Cela s’est fait sentir dans certaines stations services ces dernières semaines parce que le rythme de consommation avait baissé de façon bizarre. Avec les nouveaux prix qui sont pratiqués aujourd’hui au Togo, nous restons encore très compétitifs. Ailleurs, vous avez du carburant à 700 FCFA le super. Je sais que c’est difficile. Si nous avions la magie de maintenir les prix tels qu’ils étaient, on l’aurait fait parce que nous et vous allions dans les mêmes stations services.

Si le prix est moins cher, cela profitera à chacun de nous. Je veux conclure en disant que lorsqu’on passe de 18 dollars le baril à 110 voir 120 dollars, nos prières est que cela baisse. On n’a pas d’autres choix que de réajuster les prix du carburant, mais de façon intelligente.

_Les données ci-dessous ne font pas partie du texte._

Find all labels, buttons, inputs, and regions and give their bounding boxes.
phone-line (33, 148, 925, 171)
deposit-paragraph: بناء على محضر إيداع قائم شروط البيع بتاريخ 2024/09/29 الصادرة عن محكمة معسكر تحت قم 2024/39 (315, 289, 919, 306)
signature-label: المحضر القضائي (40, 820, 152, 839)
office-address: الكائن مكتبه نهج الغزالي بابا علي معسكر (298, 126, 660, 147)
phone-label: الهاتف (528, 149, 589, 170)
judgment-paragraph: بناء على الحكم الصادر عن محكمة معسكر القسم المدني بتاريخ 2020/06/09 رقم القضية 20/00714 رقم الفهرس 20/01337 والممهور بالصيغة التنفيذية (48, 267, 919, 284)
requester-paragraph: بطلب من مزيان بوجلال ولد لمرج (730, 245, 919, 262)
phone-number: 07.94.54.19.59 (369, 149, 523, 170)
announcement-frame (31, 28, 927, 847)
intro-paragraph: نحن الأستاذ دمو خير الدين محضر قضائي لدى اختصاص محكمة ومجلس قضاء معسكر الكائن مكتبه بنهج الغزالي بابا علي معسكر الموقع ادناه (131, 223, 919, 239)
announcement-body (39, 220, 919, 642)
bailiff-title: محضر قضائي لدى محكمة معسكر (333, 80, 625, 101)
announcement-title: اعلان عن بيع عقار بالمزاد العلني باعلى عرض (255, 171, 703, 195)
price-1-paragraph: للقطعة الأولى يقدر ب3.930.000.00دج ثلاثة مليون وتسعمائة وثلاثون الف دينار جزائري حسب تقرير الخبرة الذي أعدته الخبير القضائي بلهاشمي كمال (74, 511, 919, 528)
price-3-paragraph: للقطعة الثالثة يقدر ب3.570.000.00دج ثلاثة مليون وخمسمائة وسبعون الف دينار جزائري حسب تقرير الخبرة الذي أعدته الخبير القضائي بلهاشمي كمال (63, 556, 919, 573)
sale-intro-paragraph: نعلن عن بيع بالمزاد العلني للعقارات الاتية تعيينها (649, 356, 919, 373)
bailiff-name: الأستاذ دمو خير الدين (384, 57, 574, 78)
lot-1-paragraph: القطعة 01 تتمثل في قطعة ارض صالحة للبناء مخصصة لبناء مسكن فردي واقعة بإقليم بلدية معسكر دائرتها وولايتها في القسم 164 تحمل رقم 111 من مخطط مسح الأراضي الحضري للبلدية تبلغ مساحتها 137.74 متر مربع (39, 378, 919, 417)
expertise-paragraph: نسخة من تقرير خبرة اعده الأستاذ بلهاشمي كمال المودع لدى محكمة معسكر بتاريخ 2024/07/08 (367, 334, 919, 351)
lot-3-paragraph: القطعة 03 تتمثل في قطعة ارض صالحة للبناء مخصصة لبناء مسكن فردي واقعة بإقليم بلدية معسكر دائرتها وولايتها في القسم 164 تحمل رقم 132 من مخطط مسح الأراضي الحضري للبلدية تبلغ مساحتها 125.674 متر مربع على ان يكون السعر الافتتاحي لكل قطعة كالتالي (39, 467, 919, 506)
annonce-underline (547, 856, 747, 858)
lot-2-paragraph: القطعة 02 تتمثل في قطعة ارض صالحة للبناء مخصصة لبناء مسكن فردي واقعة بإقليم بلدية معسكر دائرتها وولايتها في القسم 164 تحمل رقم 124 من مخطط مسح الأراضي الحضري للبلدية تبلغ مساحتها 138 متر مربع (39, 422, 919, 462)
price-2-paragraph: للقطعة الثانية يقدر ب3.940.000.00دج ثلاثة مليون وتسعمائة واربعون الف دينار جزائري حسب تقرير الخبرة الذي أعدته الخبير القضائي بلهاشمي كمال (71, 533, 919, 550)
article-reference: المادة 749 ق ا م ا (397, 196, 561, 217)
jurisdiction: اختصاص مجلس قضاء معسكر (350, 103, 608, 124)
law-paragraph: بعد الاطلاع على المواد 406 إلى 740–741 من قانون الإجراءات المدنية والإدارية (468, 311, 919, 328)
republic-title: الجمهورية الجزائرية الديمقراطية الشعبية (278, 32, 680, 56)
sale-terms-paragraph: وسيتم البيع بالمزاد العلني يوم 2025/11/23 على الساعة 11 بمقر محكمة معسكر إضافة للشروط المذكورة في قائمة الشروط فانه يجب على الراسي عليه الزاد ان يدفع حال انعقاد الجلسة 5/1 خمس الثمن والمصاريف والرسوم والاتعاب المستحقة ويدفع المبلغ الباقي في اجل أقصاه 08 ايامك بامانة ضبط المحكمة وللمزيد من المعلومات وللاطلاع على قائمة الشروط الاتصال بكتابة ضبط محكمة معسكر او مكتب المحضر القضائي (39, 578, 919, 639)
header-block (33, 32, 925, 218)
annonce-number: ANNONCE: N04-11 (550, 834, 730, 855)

Si nous maintenons les prix au niveau actuel de 595 F CFA le super, le gaz oil 605 F et le pétrole, l’Etat togolais devra déboucher pour une année plus de 60 milliards de subventions. A l’état actuel, le gouvernement est dans l’obligation d’ajouter des sous pour nous permettre d’avoir ces produits dans les différentes stations services » a expliqué le Ministre Kodzo Adedze du commerce.

Le prix payé en station-service à partir de ce mardi 29 mars est le super sans plomb est à 595 FCFA, le pétrole lampant à 550, le gas-oil à 605 et le mélange 2 temps à 690. Soit des hausses respectives de 90 FCFA, 85 FCFA, 84 FCFA et 150 FCFA.